Is the removal of Gonzales from office warranted?
On March 29, Gonzales’ former Chief of Staff, Kyle Sampson, testified before the Senate Judiciary Committee that Gonzales participated in a November meeting to plan the firings, and that he briefed Gonzales in some detail and on numerous occasions about the plans and the specifics regarding who was to be fired. He also said that Gonzales was the “decision maker,” along with then-White House Counsel Harriet Miers. Sampson’s testimony directly contradicts Gonzales’s March 13 statement that he was not “involved in any discussions about what was going on” regarding the dismissals. In our view, misleading Congress and the American public is a sufficient reason for removing the nation’s chief law enforcement officer from his or her post. But in the rush to censure and punish false statements (see Clinton and Libby), we should not overlook the conduct preceding the mendacity.

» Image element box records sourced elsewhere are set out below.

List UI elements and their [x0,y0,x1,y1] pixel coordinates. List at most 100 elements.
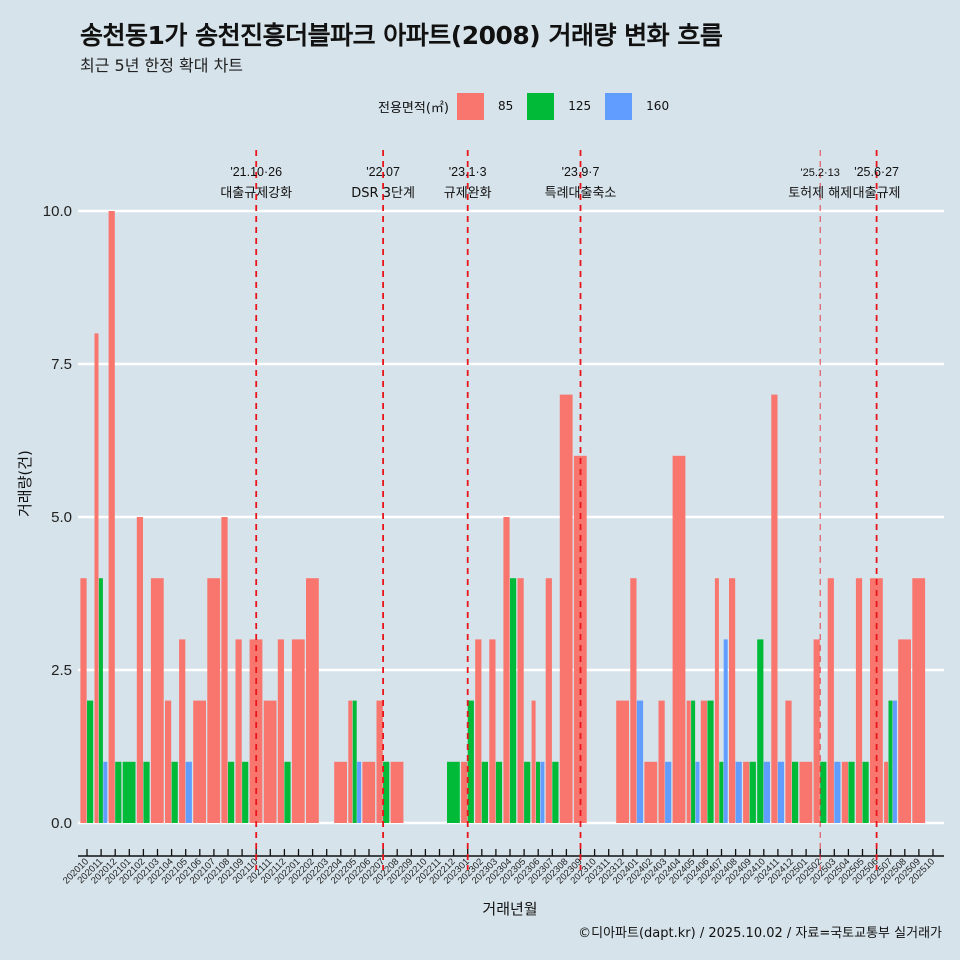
bar-202111-85 [263,700,277,823]
bar-202108-125 [228,761,235,823]
bar-202408-85 [729,578,736,823]
bar-202505-125 [862,761,869,823]
event-date-label: '23.9·7 [562,165,600,179]
bar-202112-125 [284,761,291,823]
bar-202010-125 [87,700,94,823]
bar-202204-85 [334,761,347,823]
legend: 전용면적(㎡) 85 125 160 [378,92,683,120]
bar-202509-85 [912,578,926,823]
bar-202504-85 [841,761,848,823]
bar-202306-85 [531,700,536,823]
bar-202301-85 [461,761,468,823]
bar-202405-125 [691,700,696,823]
bar-202103-85 [150,578,164,823]
bar-202404-85 [672,455,686,823]
bar-202507-160 [892,700,897,823]
bar-202109-125 [242,761,249,823]
y-axis-title: 거래량(건) [16,450,34,517]
bar-202406-85 [700,700,707,823]
bar-202010-85 [80,578,87,823]
bar-202012-85 [108,211,115,823]
event-text-label: 규제완화 [444,186,492,201]
bar-202105-160 [185,761,192,823]
bar-202307-85 [545,578,552,823]
bar-202407-125 [719,761,724,823]
bar-202106-85 [193,700,206,823]
bar-202205-160 [357,761,362,823]
chart-title: 송천동1가 송천진흥더블파크 아파트(2008) 거래량 변화 흐름 [80,21,723,50]
bar-202303-125 [495,761,503,823]
bar-202405-85 [686,700,691,823]
bar-202206-85 [362,761,376,823]
legend-label-160: 160 [646,99,670,113]
bar-202305-85 [517,578,524,823]
event-date-label: '23.1·3 [449,165,487,179]
bar-202011-160 [103,761,108,823]
bar-202104-125 [171,761,178,823]
bar-202503-160 [834,761,841,823]
bar-202410-125 [757,639,764,823]
x-axis-title: 거래년월 [482,900,538,918]
bar-202307-125 [552,761,559,823]
legend-key-160 [605,92,633,120]
bar-202207-85 [376,700,383,823]
bar-202102-125 [143,761,150,823]
y-tick-label: 2.5 [51,662,72,679]
bar-202107-85 [207,578,221,823]
y-tick-label: 0.0 [51,815,72,832]
bar-202409-85 [743,761,750,823]
bar-202407-160 [723,639,728,823]
bar-202208-85 [390,761,404,823]
bar-202502-125 [820,761,827,823]
bar-202507-125 [888,700,893,823]
bar-202412-125 [792,761,799,823]
bar-202312-85 [616,700,629,823]
bar-202410-160 [763,761,770,823]
legend-label-85: 85 [497,99,514,113]
y-tick-label: 5.0 [51,509,72,526]
bar-202011-85 [94,333,99,823]
event-text-label: 특례대출축소 [545,186,617,201]
bar-202503-85 [827,578,834,823]
bar-202108-85 [221,517,228,823]
event-date-label: '22.07 [366,165,400,179]
bar-202205-85 [348,700,353,823]
legend-key-125 [527,92,555,120]
bar-202012-125 [115,761,122,823]
bar-202502-85 [813,639,820,823]
event-text-label: 대출규제강화 [220,186,292,201]
bar-202405-160 [695,761,700,823]
event-date-label: '21.10·26 [230,165,282,179]
source-footer: ©디아파트(dapt.kr) / 2025.10.02 / 자료=국토교통부 실… [578,926,942,941]
legend-key-85 [456,92,484,120]
legend-label-125: 125 [568,99,592,113]
bar-202201-85 [291,639,305,823]
bar-202507-85 [884,761,889,823]
bar-202505-85 [855,578,863,823]
bar-202304-85 [503,517,510,823]
bar-202401-85 [630,578,637,823]
bar-202112-85 [277,639,284,823]
bar-202402-85 [644,761,658,823]
bar-202504-125 [848,761,855,823]
event-date-label: '25.2·13 [800,167,839,179]
bar-202409-125 [749,761,756,823]
bar-202401-160 [636,700,644,823]
bar-202202-85 [306,578,319,823]
bar-202102-85 [136,517,143,823]
event-text-label: 대출규제 [853,186,901,201]
y-tick-label: 7.5 [51,356,72,373]
bar-202407-85 [714,578,719,823]
bar-202406-125 [707,700,714,823]
bar-202011-125 [98,578,103,823]
event-text-label: DSR 3단계 [351,186,415,201]
bar-202110-85 [249,639,263,823]
bar-202408-160 [735,761,742,823]
bar-202411-160 [777,761,785,823]
bar-202109-85 [235,639,242,823]
bar-202308-85 [559,394,573,823]
event-text-label: 토허제 해제 [788,186,852,201]
bar-202508-85 [898,639,911,823]
bar-202305-125 [524,761,531,823]
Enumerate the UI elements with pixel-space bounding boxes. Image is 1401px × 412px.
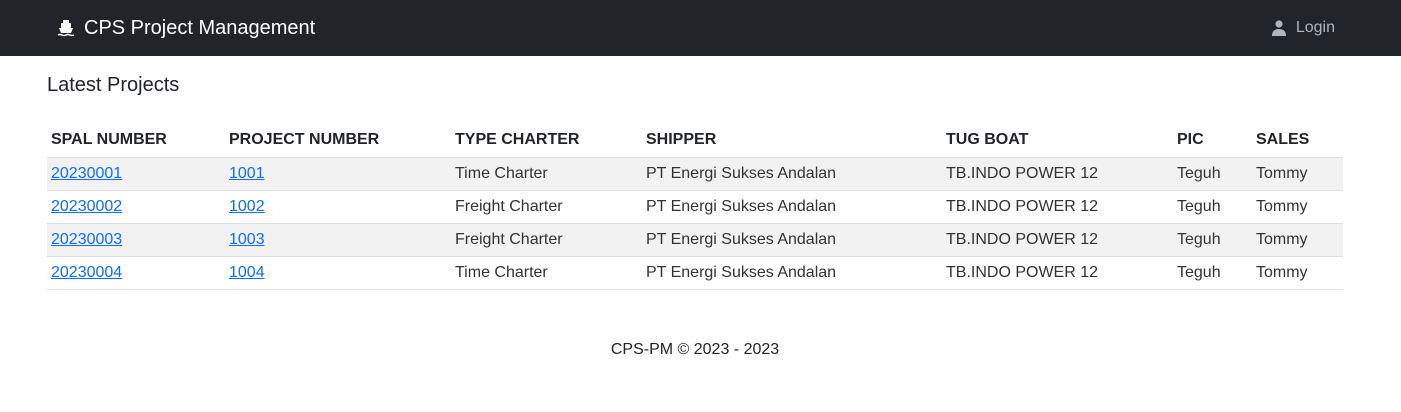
cell-shipper: PT Energi Sukses Andalan (642, 256, 942, 290)
cell-project-number: 1002 (225, 190, 451, 224)
login-label: Login (1295, 19, 1335, 36)
brand-link[interactable]: CPS Project Management (57, 17, 315, 40)
table-row: 20230001 1001 Time Charter PT Energi Suk… (47, 157, 1343, 191)
user-icon (1271, 20, 1286, 36)
cell-spal-number: 20230001 (47, 157, 225, 191)
column-header-shipper: SHIPPER (642, 125, 942, 158)
cell-project-number: 1004 (225, 256, 451, 290)
project-number-link[interactable]: 1004 (229, 264, 265, 281)
cell-type-charter: Freight Charter (451, 223, 642, 257)
cell-type-charter: Time Charter (451, 157, 642, 191)
project-number-link[interactable]: 1001 (229, 165, 265, 182)
spal-number-link[interactable]: 20230002 (51, 198, 123, 215)
cell-shipper: PT Energi Sukses Andalan (642, 223, 942, 257)
project-number-link[interactable]: 1003 (229, 231, 265, 248)
main-content: Latest Projects SPAL NUMBER PROJECT NUMB… (0, 73, 1401, 359)
project-number-link[interactable]: 1002 (229, 198, 265, 215)
cell-pic: Teguh (1173, 157, 1252, 191)
page-title: Latest Projects (47, 74, 180, 96)
footer-copyright: CPS-PM © 2023 - 2023 (610, 341, 780, 358)
cell-spal-number: 20230002 (47, 190, 225, 224)
cell-type-charter: Freight Charter (451, 190, 642, 224)
login-link[interactable]: Login (1271, 19, 1335, 37)
cell-tug-boat: TB.INDO POWER 12 (942, 157, 1173, 191)
cell-sales: Tommy (1252, 256, 1343, 290)
column-header-project-number: PROJECT NUMBER (225, 125, 451, 158)
cell-shipper: PT Energi Sukses Andalan (642, 190, 942, 224)
column-header-type-charter: TYPE CHARTER (451, 125, 642, 158)
cell-pic: Teguh (1173, 190, 1252, 224)
ship-icon (57, 19, 75, 37)
cell-spal-number: 20230003 (47, 223, 225, 257)
cell-sales: Tommy (1252, 190, 1343, 224)
column-header-sales: SALES (1252, 125, 1343, 158)
column-header-pic: PIC (1173, 125, 1252, 158)
spal-number-link[interactable]: 20230001 (51, 165, 123, 182)
table-header-row: SPAL NUMBER PROJECT NUMBER TYPE CHARTER … (47, 125, 1343, 158)
column-header-spal-number: SPAL NUMBER (47, 125, 225, 158)
projects-table: SPAL NUMBER PROJECT NUMBER TYPE CHARTER … (47, 125, 1343, 290)
cell-tug-boat: TB.INDO POWER 12 (942, 223, 1173, 257)
cell-shipper: PT Energi Sukses Andalan (642, 157, 942, 191)
column-header-tug-boat: TUG BOAT (942, 125, 1173, 158)
navbar: CPS Project Management Login (0, 0, 1401, 56)
table-row: 20230004 1004 Time Charter PT Energi Suk… (47, 256, 1343, 290)
cell-sales: Tommy (1252, 157, 1343, 191)
cell-type-charter: Time Charter (451, 256, 642, 290)
cell-spal-number: 20230004 (47, 256, 225, 290)
brand-label: CPS Project Management (84, 16, 316, 39)
cell-pic: Teguh (1173, 223, 1252, 257)
spal-number-link[interactable]: 20230004 (51, 264, 123, 281)
cell-project-number: 1003 (225, 223, 451, 257)
cell-project-number: 1001 (225, 157, 451, 191)
spal-number-link[interactable]: 20230003 (51, 231, 123, 248)
table-row: 20230002 1002 Freight Charter PT Energi … (47, 190, 1343, 224)
table-row: 20230003 1003 Freight Charter PT Energi … (47, 223, 1343, 257)
cell-pic: Teguh (1173, 256, 1252, 290)
cell-tug-boat: TB.INDO POWER 12 (942, 190, 1173, 224)
cell-sales: Tommy (1252, 223, 1343, 257)
cell-tug-boat: TB.INDO POWER 12 (942, 256, 1173, 290)
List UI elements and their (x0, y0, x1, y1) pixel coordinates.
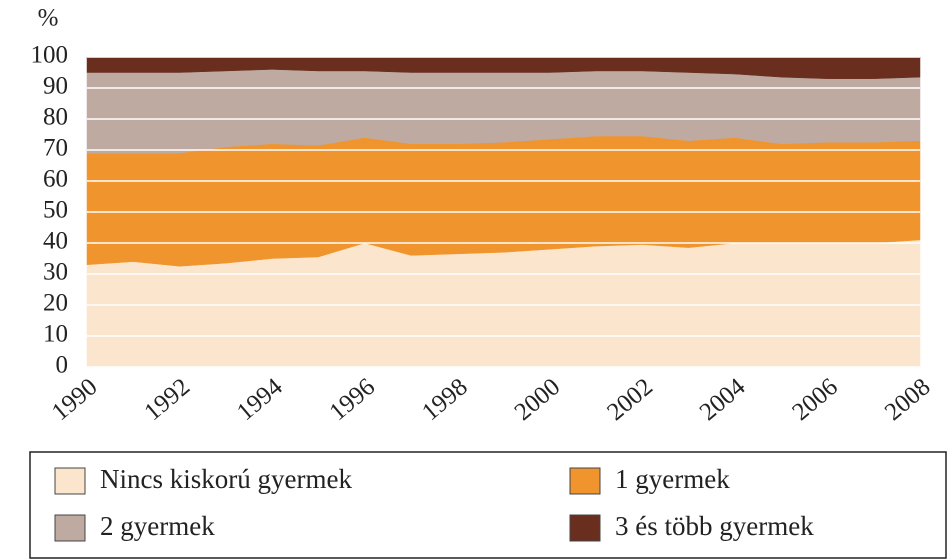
y-axis-label: % (38, 5, 59, 32)
legend-label: 1 gyermek (615, 464, 730, 494)
x-tick-label: 2008 (880, 373, 936, 426)
legend-label: 3 és több gyermek (615, 511, 814, 541)
legend-swatch (54, 467, 86, 495)
y-tick-label: 50 (43, 197, 68, 224)
y-tick-label: 40 (43, 228, 68, 255)
y-tick-label: 80 (43, 104, 68, 131)
legend-label: 2 gyermek (100, 511, 215, 541)
x-tick-label: 2004 (695, 373, 751, 426)
y-tick-label: 100 (31, 42, 69, 69)
legend-swatch (54, 514, 86, 542)
y-tick-label: 30 (43, 259, 68, 286)
y-tick-label: 10 (43, 321, 68, 348)
x-tick-label: 1994 (232, 373, 288, 426)
x-tick-label: 1990 (47, 373, 103, 426)
legend-box (29, 451, 947, 559)
legend-swatch (569, 514, 601, 542)
y-tick-label: 20 (43, 290, 68, 317)
y-tick-label: 60 (43, 166, 68, 193)
y-tick-label: 90 (43, 73, 68, 100)
legend-label: Nincs kiskorú gyermek (100, 464, 352, 494)
x-tick-label: 1996 (325, 373, 381, 426)
area (86, 69, 921, 154)
y-tick-label: 70 (43, 135, 68, 162)
legend-swatch (569, 467, 601, 495)
x-tick-label: 1998 (417, 373, 473, 426)
x-tick-label: 2002 (602, 373, 658, 426)
x-tick-label: 2000 (510, 373, 566, 426)
y-tick-label: 0 (56, 352, 69, 379)
x-tick-label: 1992 (139, 373, 195, 426)
x-tick-label: 2006 (787, 373, 843, 426)
legend: Nincs kiskorú gyermek 1 gyermek 2 gyermek 3… (29, 451, 947, 559)
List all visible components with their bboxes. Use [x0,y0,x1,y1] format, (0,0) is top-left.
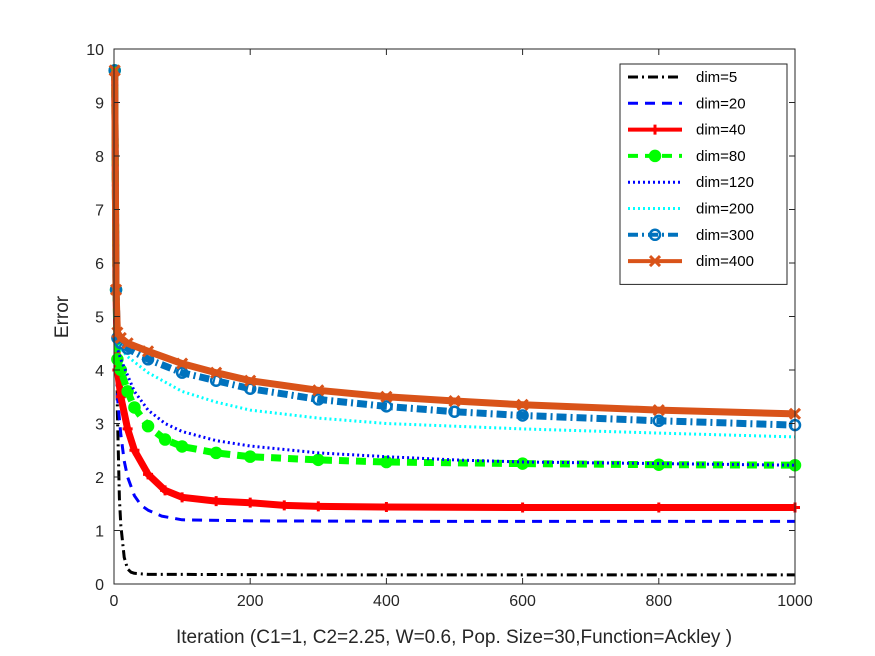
legend-entry-dim-300: dim=300 [628,227,754,244]
legend-marker [650,124,660,135]
legend-label: dim=120 [696,174,754,191]
legend-entry-dim-200: dim=200 [628,201,754,218]
y-tick-label: 7 [95,203,104,220]
legend-label: dim=400 [696,253,754,270]
legend-label: dim=40 [696,122,746,139]
data-point-dim-80-7 [158,433,172,446]
data-point-dim-80-9 [209,446,223,460]
data-point-dim-40-12 [313,501,324,512]
series-line-dim-200 [113,70,796,439]
data-point-dim-400-1 [109,283,123,296]
series-dim-120 [113,70,796,467]
data-point-dim-300-13 [652,414,666,428]
y-tick-label: 0 [95,577,104,594]
data-point-dim-400-9 [312,384,325,397]
y-tick-label: 5 [95,310,104,327]
legend-label: dim=200 [696,201,754,218]
data-point-dim-40-10 [245,497,256,508]
x-tick-label: 800 [645,593,672,610]
legend-marker [648,228,662,242]
y-tick-label: 3 [95,417,104,434]
data-point-dim-80-13 [516,457,529,470]
data-point-dim-40-3 [115,391,126,402]
data-point-dim-40-7 [160,485,171,496]
y-axis-title: Error [52,295,73,338]
data-point-dim-40-14 [517,502,528,513]
series-line-dim-20 [113,70,795,523]
x-tick-label: 200 [237,593,264,610]
y-tick-label: 6 [95,256,104,273]
data-point-dim-400-10 [380,390,393,403]
x-tick-label: 600 [509,593,536,610]
legend-marker [648,149,662,163]
data-point-dim-400-5 [141,345,155,358]
series-dim-400 [108,64,802,420]
x-tick-label: 0 [110,593,119,610]
data-point-dim-80-5 [128,401,141,414]
data-point-dim-300-12 [516,409,529,422]
y-tick-label: 10 [86,42,104,59]
ticks: 0 200 400 600 800 1000 0 1 2 3 4 5 6 7 8 9 10 [86,42,813,610]
x-tick-label: 1000 [777,593,813,610]
data-point-dim-400-6 [176,357,189,370]
legend-label: dim=20 [696,95,746,112]
data-point-dim-300-10 [380,400,393,413]
series-line-dim-5 [113,70,795,577]
data-point-dim-40-9 [211,496,222,507]
x-tick-label: 400 [373,593,400,610]
series-dim-20 [113,70,795,523]
legend-entry-dim-120: dim=120 [628,174,754,191]
data-point-dim-400-12 [516,398,529,411]
legend: dim=5 dim=20 dim=40 dim=80 dim=120 dim=200 dim… [619,63,788,285]
data-point-dim-80-12 [380,455,393,469]
data-point-dim-40-15 [653,502,664,513]
data-point-dim-300-9 [312,393,325,406]
legend-entry-dim-40: dim=40 [628,122,746,139]
series-line-dim-120 [113,70,796,467]
data-point-dim-400-0 [108,64,121,77]
data-point-dim-40-5 [129,445,140,456]
legend-entry-dim-20: dim=20 [628,95,746,112]
data-point-dim-40-13 [381,501,392,512]
data-point-dim-400-4 [121,337,134,350]
data-point-dim-80-4 [121,385,134,398]
data-point-dim-80-11 [312,453,325,467]
data-point-dim-40-4 [122,423,133,434]
series-layer [108,64,802,577]
legend-label: dim=5 [696,69,737,86]
legend-box [619,63,788,285]
series-dim-5 [113,70,795,577]
y-tick-label: 8 [95,149,104,166]
data-point-dim-80-10 [243,450,257,463]
legend-marker [648,255,662,268]
legend-entry-dim-400: dim=400 [628,253,754,270]
data-point-dim-40-6 [143,469,154,480]
legend-label: dim=80 [696,148,746,165]
y-tick-label: 9 [95,96,104,113]
data-point-dim-80-6 [141,419,155,433]
series-dim-200 [113,70,796,439]
data-point-dim-40-8 [177,492,188,503]
data-point-dim-300-6 [175,366,189,379]
data-point-dim-400-13 [652,404,665,417]
legend-entry-dim-5: dim=5 [628,69,737,86]
y-tick-label: 2 [95,470,104,487]
data-point-dim-40-11 [279,500,290,511]
data-point-dim-400-8 [244,374,257,387]
data-point-dim-400-11 [448,394,461,408]
y-tick-label: 1 [95,524,104,541]
x-axis-title: Iteration (C1=1, C2=2.25, W=0.6, Pop. Si… [176,627,732,648]
data-point-dim-80-8 [175,440,189,453]
legend-label: dim=300 [696,227,754,244]
legend-entry-dim-80: dim=80 [628,148,746,165]
data-point-dim-300-11 [448,405,461,418]
data-point-dim-400-7 [210,366,223,379]
y-tick-label: 4 [95,363,104,380]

Attorneys general will likely share the politics and general law enforcement agenda of the presidents who appoint them. But the public expects these law enforcement officers to represent us, and not the partisan goals of the White House. We expect them to exercise independent judgment and to make every effort to ensure that justice is blind.
Eliot Richardson understood this. In his resignation letter he reminded Nixon that he had pledged publicly at his confirmation hearing “not to countermand or interfere with the Special Prosecutor’s decisions or actions.” To Nixon’s plea that he place national interest above his personal pledge by remaining on the job, he responded that maintaining his pledge was in the national interest.
At this point, the calls – by Democrats and Republicans alike -for Gonzales to resign are mounting, and the White House’s defense appears lukewarm. There are reports that Justice Department employees, here in Washington and around the country, are demoralized and concerned about the impact these events are having on their ability to do their work.
There appears to be no way for Attorney General Gonzales to restore public confidence in his leadership. We hope he will at least restore our confidence in the Department of Justice by resigning. If he remains in office, he should issue his own pledge: to make sure, going forward, that the partisanship that infects today’s political culture does not affect the administration of justice. It is one thing for incoming presidents to dismiss all or most of the sitting U.S. attorneys and to replace them with prosecutors who share their political philosophy and priorities. Selectively firing competent prosecutors for prosecuting too many Republicans or not enough Democrats is another matter. Whatever else he may have done, the Attorney General is guilty of placing his loyalty to President Bush and the Republican Party above the integrity of federal law enforcement.